Dodaje, że w fikcyjnym obrocie brały udział podmioty z Polski, Cypru, Łotwy, Czech i Słowacji. Podejrzani działali w zorganizowanej grupie przestępczej. Prokuratura zabezpieczyła 5,7 mln zł pochodzących z przestępstw.
Współpraca służb
Sąd aresztował dwóch podejrzanych na trzy miesiące. Karczyński ujawnia, że Agencja działała wspólnie z Wywiadem Skarbowym Urzędu Kontroli Skarbowej w Katowicach i Opolu. Oraz z rozpracowywującym przypadki prania brudnych pieniędzy Generalnym Inspektorem Informacji Finansowej, którym jest wiceminister Parafianowicz.
To nie pierwsza współpraca tych służb. Wspólnie już doprowadzili do zatrzymania innych bossów mafii stalowej. - W listopadzie 2012 roku, wspólnie z ABW zabezpieczyliśmy ponad 1 mln 200 tys. zł, dziewięć samochodów o wartości 500 tys., udziały podejrzanych w spółkach, które były warte 260 tys. zł – mówi Parafianowicz.
250 kontroli
Wiceszef resortu finansów pełni także funkcję Generalnego Inspektora Kontroli Skarbowej kierując Wywiadem Skarbowym. Wywiad stara się doprowadzić do zapłacenia podatków, które budżetowi winni są oszuści handlujący stalą.
- W sumie w całej Polsce prowadzimy obecnie 250 kontroli skarbowych dotyczących obrotu wyrobami ze stali. Szacujemy, że uda nam się odzyskać 500 mln zł niezapłaconych podatków – twierdzi Parafianowicz.
Jako GIKS wiceminister powołał zespół w resorcie finansów do zwalczania przestępczości podatkowej w zakresie handlu stalą i jej wyrobami.- Działamy razem z urzędami kontroli skarbowej, ABW, policją. Pomagają nam także prokuratorzy w charakterze doradców – tłumaczy wiceminister.
610 mln zł strat
Są już pierwsze efekty tej współpracy. - Od zeszłego roku ABW zatrzymała około 40 osób, których przestępcza działalność mogła narazić Skarb Państwa na straty nawet na 610 mln zł – mówi Karczyński.

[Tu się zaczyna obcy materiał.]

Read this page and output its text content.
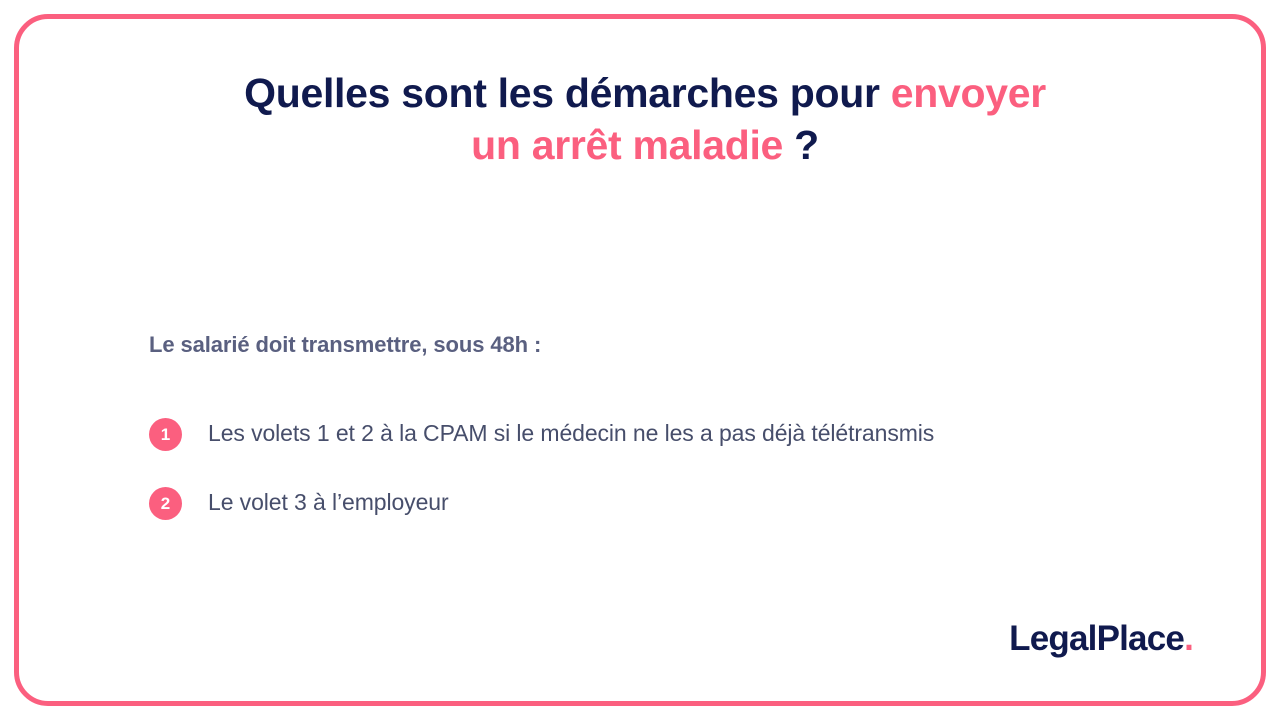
Quelles sont les démarches pour envoyer
un arrêt maladie ?
Le salarié doit transmettre, sous 48h :
1	Les volets 1 et 2 à la CPAM si le médecin ne les a pas déjà télétransmis
2	Le volet 3 à l’employeur
LegalPlace.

Wiceszef resortu finansów dodaje, że problemem w tych sprawach są spółki, które działają na rynku handlu stalą przez bardzo krótki czas, co ułatwia działalność oszustom podatkowym. Specjalizują się one głównie w obrocie wyrobów ze stali wykorzystywanych w budownictwie. Chodzi głównie o pręty stalowe i blachy.
"Znikający podatnik"
- Mamy problem ze znikającym podatnikiem. Są to podmioty, które nabywają stal i jej wyroby. Działają bardzo krótko, kwartał, maksymalnie dwa kwartały. Rozliczają się zaś kwartalnie. Informacje o rozliczeniach napływają z opóźnieniem czasami nawet czteromiesięcznym. W tym czasie taki podatnik znika – tłumaczy tvn24.pl Parafianowicz.
Dodaje, że minister finansów zdecydował o jednomiesięcznym terminie rozliczeń przy obrocie wyrobami ze stali, takimi jak pręty stalowe. - To na pewno utrudni życie oszustom, a nam pomoże w zwalczaniu tych przestępstw – twierdzi szef Wywiadu Skarbowego.